The naked trees, that stand with buried feet,
Like skeletons, will slender shadows throw
On what seems spread as nature’s winding-sheet,
While her slain beauties lie concealed below.

Then, but to look abroad on vale and hill,
Where one pale uniform invests the whole,
Though it should make one’s vital current chill,
It must not let in winter to the soul!

It must not bring a frost upon the heart,
To kill affection’s tendrils—friendship’s root,
Where vernal shoots and buds should ever start,
And grow with summer flowers and autumn fruit:

Nor cause the streams of thought to be congealed,
Or, pressed beneath incumbent ice, grow low;
But, like the fount that irrigates the field,
Make bloom and verdure spring, where’er they flow.

It must not make our shrinking fancies flee,
Like birds of summer from the cold withdrawn;
But wise, the mind should, like the prudent bee,
On honey banquet, though the flowers are gone.

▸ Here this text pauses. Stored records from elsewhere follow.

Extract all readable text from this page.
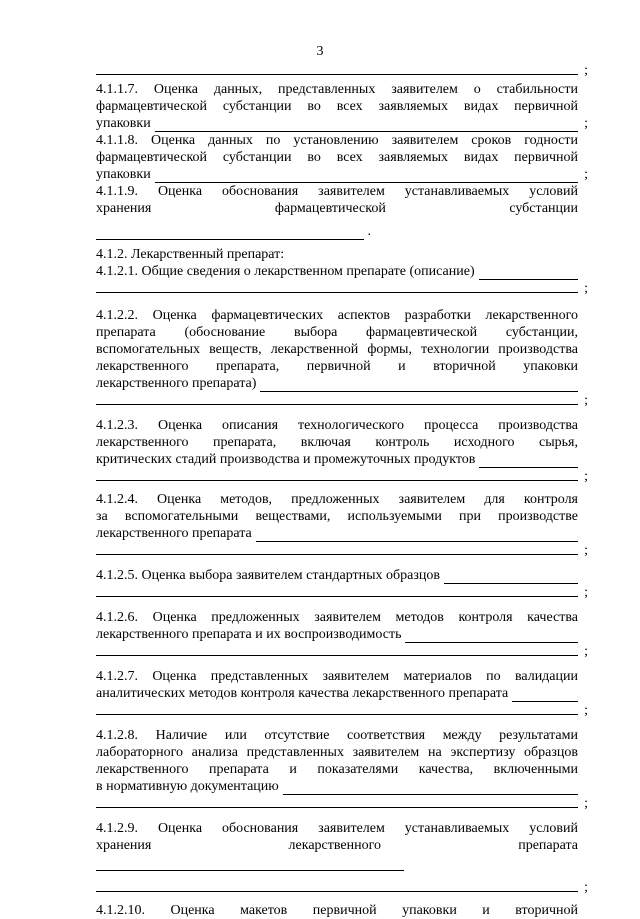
3
;
4.1.1.7. Оценка данных, представленных заявителем о стабильности
фармацевтической субстанции во всех заявляемых видах первичной
упаковки	;
4.1.1.8. Оценка данных по установлению заявителем сроков годности
фармацевтической субстанции во всех заявляемых видах первичной
упаковки	;
4.1.1.9. Оценка обоснования заявителем устанавливаемых условий
хранения фармацевтической субстанции
.
4.1.2. Лекарственный препарат:
4.1.2.1. Общие сведения о лекарственном препарате (описание)
;
4.1.2.2. Оценка фармацевтических аспектов разработки лекарственного
препарата (обоснование выбора фармацевтической субстанции,
вспомогательных веществ, лекарственной формы, технологии производства
лекарственного препарата, первичной и вторичной упаковки
лекарственного препарата)
;
4.1.2.3. Оценка описания технологического процесса производства
лекарственного препарата, включая контроль исходного сырья,
критических стадий производства и промежуточных продуктов
;
4.1.2.4. Оценка методов, предложенных заявителем для контроля
за вспомогательными веществами, используемыми при производстве
лекарственного препарата
;
4.1.2.5. Оценка выбора заявителем стандартных образцов
;
4.1.2.6. Оценка предложенных заявителем методов контроля качества
лекарственного препарата и их воспроизводимость
;
4.1.2.7. Оценка представленных заявителем материалов по валидации
аналитических методов контроля качества лекарственного препарата
;
4.1.2.8. Наличие или отсутствие соответствия между результатами
лабораторного анализа представленных заявителем на экспертизу образцов
лекарственного препарата и показателями качества, включенными
в нормативную документацию
;
4.1.2.9. Оценка обоснования заявителем устанавливаемых условий
хранения лекарственного препарата
;
4.1.2.10. Оценка макетов первичной упаковки и вторичной
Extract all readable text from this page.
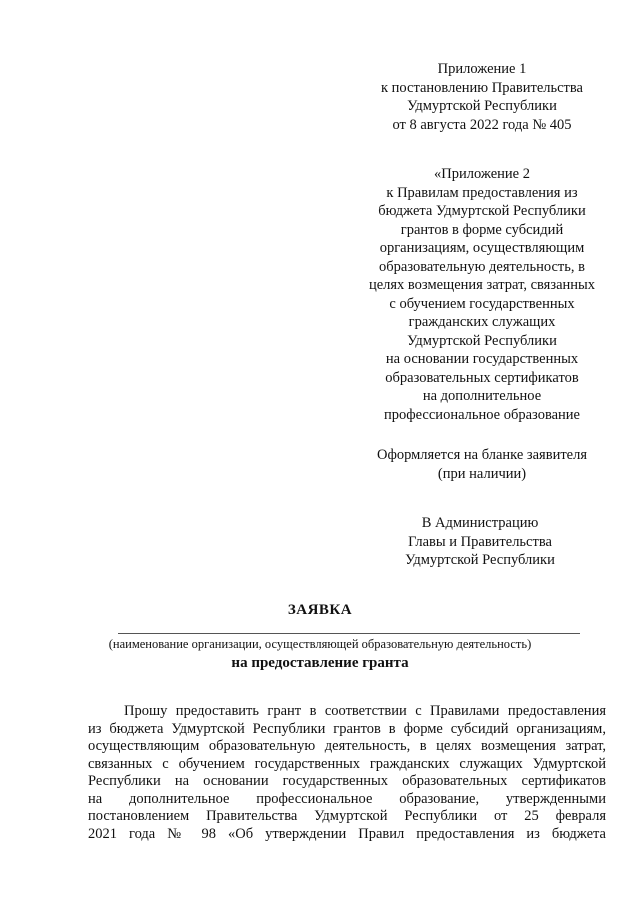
Приложение 1
к постановлению Правительства
Удмуртской Республики
от 8 августа 2022 года № 405
«Приложение 2
к Правилам предоставления из
бюджета Удмуртской Республики
грантов в форме субсидий
организациям, осуществляющим
образовательную деятельность, в
целях возмещения затрат, связанных
с обучением государственных
гражданских служащих
Удмуртской Республики
на основании государственных
образовательных сертификатов
на дополнительное
профессиональное образование
Оформляется на бланке заявителя
(при наличии)
В Администрацию
Главы и Правительства
Удмуртской Республики
ЗАЯВКА
(наименование организации, осуществляющей образовательную деятельность)
на предоставление гранта
Прошу предоставить грант в соответствии с Правилами предоставления
из бюджета Удмуртской Республики грантов в форме субсидий организациям,
осуществляющим образовательную деятельность, в целях возмещения затрат,
связанных с обучением государственных гражданских служащих Удмуртской
Республики на основании государственных образовательных сертификатов
на дополнительное профессиональное образование, утвержденными
постановлением Правительства Удмуртской Республики от 25 февраля
2021 года № 98 «Об утверждении Правил предоставления из бюджета
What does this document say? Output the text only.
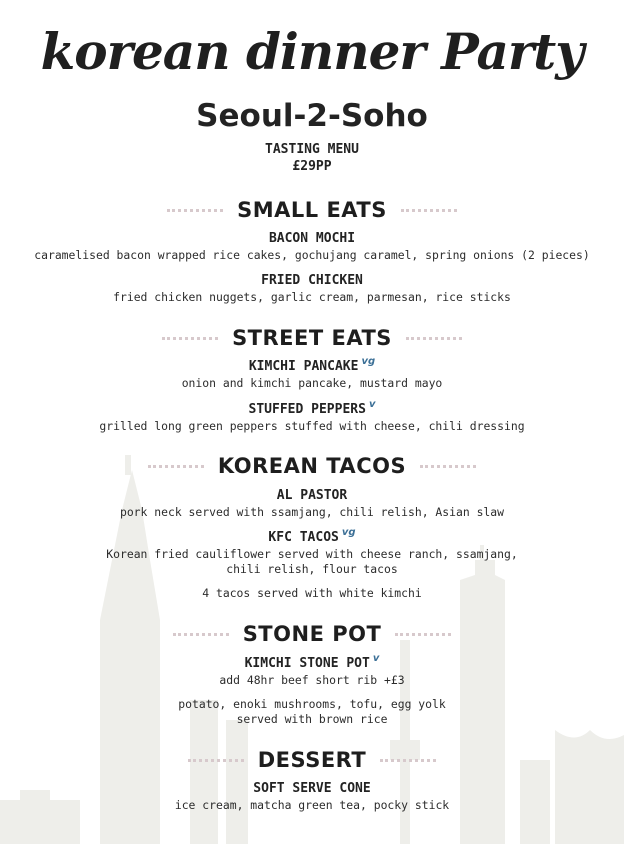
korean dinner Party
Seoul-2-Soho
TASTING MENU
£29PP
SMALL EATS
BACON MOCHI
caramelised bacon wrapped rice cakes, gochujang caramel, spring onions (2 pieces)
FRIED CHICKEN
fried chicken nuggets, garlic cream, parmesan, rice sticks
STREET EATS
KIMCHI PANCAKE $^{vg}$
onion and kimchi pancake, mustard mayo
STUFFED PEPPERS $^v$
grilled long green peppers stuffed with cheese, chili dressing
KOREAN TACOS
AL PASTOR
pork neck served with ssamjang, chili relish, Asian slaw
KFC TACOS $^{vg}$
Korean fried cauliflower served with cheese ranch, ssamjang,
chili relish, flour tacos
4 tacos served with white kimchi
STONE POT
KIMCHI STONE POT $^v$
add 48hr beef short rib +£3
potato, enoki mushrooms, tofu, egg yolk
served with brown rice
DESSERT
SOFT SERVE CONE
ice cream, matcha green tea, pocky stick
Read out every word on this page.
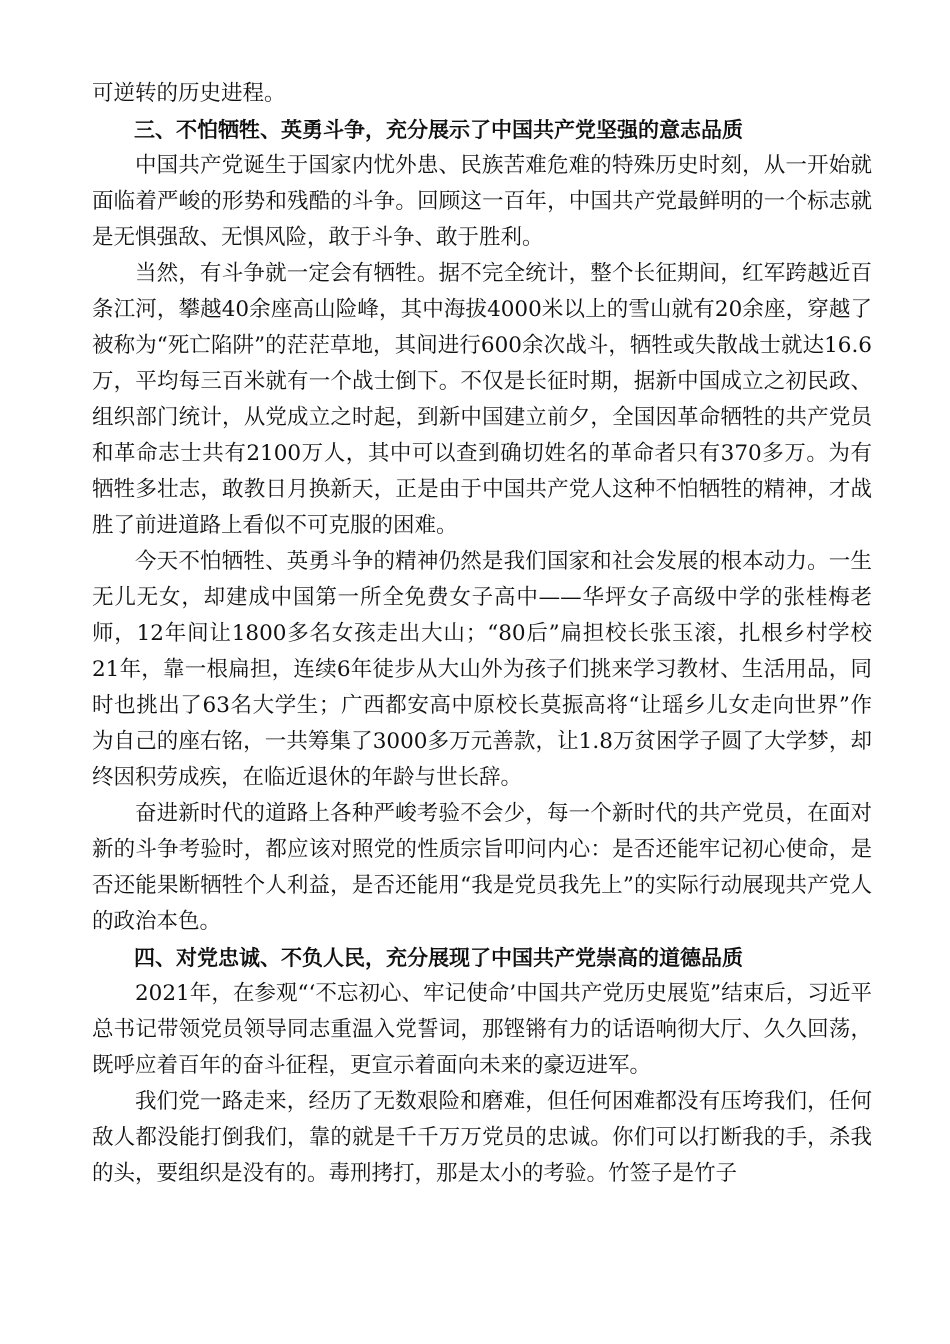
可逆转的历史进程。

三、不怕牺牲、英勇斗争，充分展示了中国共产党坚强的意志品质

中国共产党诞生于国家内忧外患、民族苦难危难的特殊历史时刻，从一开始就面临着严峻的形势和残酷的斗争。回顾这一百年，中国共产党最鲜明的一个标志就是无惧强敌、无惧风险，敢于斗争、敢于胜利。

当然，有斗争就一定会有牺牲。据不完全统计，整个长征期间，红军跨越近百条江河，攀越40余座高山险峰，其中海拔4000米以上的雪山就有20余座，穿越了被称为“死亡陷阱”的茫茫草地，其间进行600余次战斗，牺牲或失散战士就达16.6万，平均每三百米就有一个战士倒下。不仅是长征时期，据新中国成立之初民政、组织部门统计，从党成立之时起，到新中国建立前夕，全国因革命牺牲的共产党员和革命志士共有2100万人，其中可以查到确切姓名的革命者只有370多万。为有牺牲多壮志，敢教日月换新天，正是由于中国共产党人这种不怕牺牲的精神，才战胜了前进道路上看似不可克服的困难。

今天不怕牺牲、英勇斗争的精神仍然是我们国家和社会发展的根本动力。一生无儿无女，却建成中国第一所全免费女子高中——华坪女子高级中学的张桂梅老师，12年间让1800多名女孩走出大山；“80后”扁担校长张玉滚，扎根乡村学校21年，靠一根扁担，连续6年徒步从大山外为孩子们挑来学习教材、生活用品，同时也挑出了63名大学生；广西都安高中原校长莫振高将“让瑶乡儿女走向世界”作为自己的座右铭，一共筹集了3000多万元善款，让1.8万贫困学子圆了大学梦，却终因积劳成疾，在临近退休的年龄与世长辞。

奋进新时代的道路上各种严峻考验不会少，每一个新时代的共产党员，在面对新的斗争考验时，都应该对照党的性质宗旨叩问内心：是否还能牢记初心使命，是否还能果断牺牲个人利益，是否还能用“我是党员我先上”的实际行动展现共产党人的政治本色。

四、对党忠诚、不负人民，充分展现了中国共产党崇高的道德品质

2021年，在参观“‘不忘初心、牢记使命’中国共产党历史展览”结束后，习近平总书记带领党员领导同志重温入党誓词，那铿锵有力的话语响彻大厅、久久回荡，既呼应着百年的奋斗征程，更宣示着面向未来的豪迈进军。

我们党一路走来，经历了无数艰险和磨难，但任何困难都没有压垮我们，任何敌人都没能打倒我们，靠的就是千千万万党员的忠诚。你们可以打断我的手，杀我的头，要组织是没有的。毒刑拷打，那是太小的考验。竹签子是竹子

Nor must it strike the hopeful spirit dumb,
Or quench the beaming of her upturned eye,
Or close her ear, or make her members numb,
Ere her thank-offerings on the altar lie.

And yet, fair Moon, methinks I like the best
To see thy silvery lustre sprinkled here,
When these bare branches all appear full-dressed,
In some more gentle season of the year.

I love to see it, mingled with the dew,
Falling to bathe the sleeping buds and flowers;
And soft, and silent, coolly streaming through
The whispering leaves, that clothe the summer bowers.

I love to see thy beaming mantle trail
Along the flower-sprent borders of the rill,
With rich, deep shadows stamped, o’erspread the vale,
Or bind the forehead of the silent hill.

I love to see thee through the foliage peep,
Where, one soft hour before, the robin sung
Her vesper song; the while, in downy sleep,
With peaceful breast she guards her callow young.